Bonjour à tous.
Vallon de Artiga de Lin, Val d’Aran, Espagne.
Nous voici au départ d’une randonnée qui doit nous faire découvrir la « vraie » source de la Garonne.
Enfin, vraie pour nous Français. Car pour les Espagnols, cette source se trouve un peu plus loin dans le Val d’Aran, au Pla de Beret.
Source Wikipedia :
À la fin du XIXe siècle et au début du XXe siècle, l'origine de la Garonne est sujette à polémique. Selon la légende, la résurgence du Guelh de Joèu dans le val d'Aran, principale source de la Garonne, communique avec la perte du Trou du Toro, situé dans la haute vallée de l'Esera, dans les Pyrénées espagnoles, en Aragon. Cette thèse combattue par Émile Belloc finit par ne plus être admise, bien que E-A Martel conteste la méthodologie de Belloc, basée sur des flotteurs en bois et des colorants en quantité trop faible pour constituer une preuve.
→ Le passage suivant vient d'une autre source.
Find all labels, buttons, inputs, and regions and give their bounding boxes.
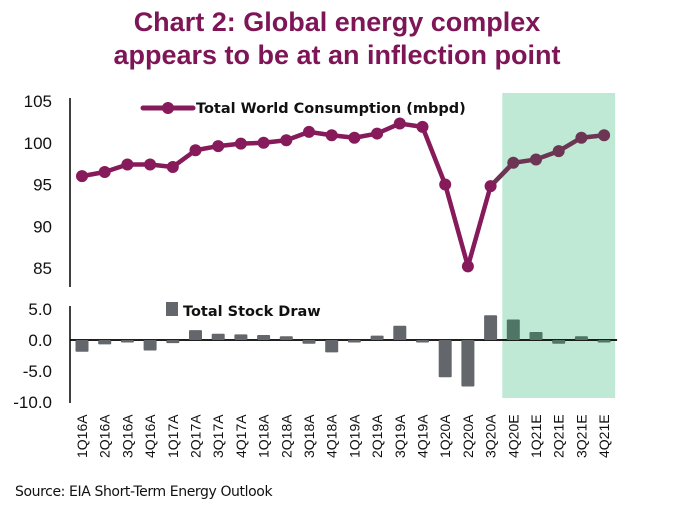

Entre 1928 et 1931, après une longue étude du massif des Monts Maudits, des bassins versants et des affluents, Norbert Casteret est convaincu de l'hypothèse selon laquelle les eaux du Trou du Toro font résurgence dans le val d'Aran et constituent la Garonne naissante.
Le projet d'une compagnie espagnole de détourner les eaux du Trou du Toro pour créer une usine hydro-électrique presse le spéléologue de démontrer l'hypothèse, puisque le captage priverait en aval la Garonne de la moitié de son débit et aurait des conséquences importantes en France. Grâce au soutien de Alfred Lacroix, secrétaire de l'Académie des sciences, d'E-A Martel, à des subventions de l'Académie des sciences, du conseil général de Haute-Garonne et au montant du prix Martel reçu par Casteret, il réunit la somme nécessaire à l'achat d'une quantité suffisante de fluorescéine pour mener une expérience de coloration.
Le 19 juillet 1931, soixante kilos de fluorescéine sont déversés au trou du Toro par Norbert et Elisabeth Casteret. À l'arrivée de l'équipe au val d'Aran quelques heures plus tard, ils découvrent la résurgence colorée en vert et prouvent ainsi la communication.
Les eaux de la Garonne parcourent ainsi quatre kilomètres sous terre pour passer du bassin versant de la Méditerranée à celui de l'océan Atlantique. L'expérience met un terme au projet de détournement.
Source « La Balaguère » :
Il faudra attendre l’expérience de Norbert Casteret en 1931 pour que le doute soit levé.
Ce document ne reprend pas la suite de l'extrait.